The briefings of lawmakers came in response to Trump’s demand to fully investigate the use of the confidential informant, which he called in a tweet “one of the biggest political scandals in history.”
Two Topics
On Sunday, Giuliani said Mueller could limit the interview to two topics: collusion and obstruction.
“It’s contingent on every point being worked out — it’s kind of like the North Korea negotiations but not as important,” Giuliani said. He added that he’s not as comfortable with the topic of obstruction because “it’s matter of interpretation,” including Trump’s comments on firing Comey last year as head of the FBI.
House Intelligence Chairman Devin Nunes subpoenaed the Justice Department and the FBI for classified information about the informant. Top congressional Democrats have argued that Republicans want to use the information to undermine the Russia investigation.
On Thursday, two meetings were held with lawmakers to resolve issues around the documents. Nunes, House Speaker Paul Ryan, House Oversight Committee Chairman Trey Gowdy and Democratic Representative Adam Schiff, ranking member of the House Intelligence Committee, met at the White House.
‘Gang of Eight’
After the meeting, Ryan said that Republicans are now “getting the cooperation necessary” to resolve their demands for classified information.

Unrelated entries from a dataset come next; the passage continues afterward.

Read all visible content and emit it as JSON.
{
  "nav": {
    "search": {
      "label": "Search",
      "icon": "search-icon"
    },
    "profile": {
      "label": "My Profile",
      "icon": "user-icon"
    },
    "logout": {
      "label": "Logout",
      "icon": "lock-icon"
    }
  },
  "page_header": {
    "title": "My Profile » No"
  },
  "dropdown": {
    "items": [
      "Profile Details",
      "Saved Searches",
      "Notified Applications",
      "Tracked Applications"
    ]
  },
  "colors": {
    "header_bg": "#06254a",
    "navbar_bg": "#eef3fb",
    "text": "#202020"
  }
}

A second meeting, on Capitol Hill, was held with members of the “Gang of Eight,” which includes the top leadership in the House and Senate plus the top Republicans and Democrats on the intelligence committees. Ryan didn’t attend that meeting.
“Nothing we heard today has changed our view that there is no evidence to support any allegation that the FBI or any intelligence agency placed a ‘spy’ in the Trump Campaign,” the Democrats at the second meeting said in a joint statement. That group includes Schiff, Senate Minority Leader Charles Schumer, House Minority Leader Nancy Pelosi and Senator Mark Warner, vice chair of the Senate Intelligence Committee.
Senate Majority Leader Mitch McConnell told NPR after the meeting that he still supports the Mueller investigation and another one by the Justice Department’s inspector general into FBI actions during the election.
“The two investigations going on that I think will give us the answers to the questions that you raise,” McConnell said.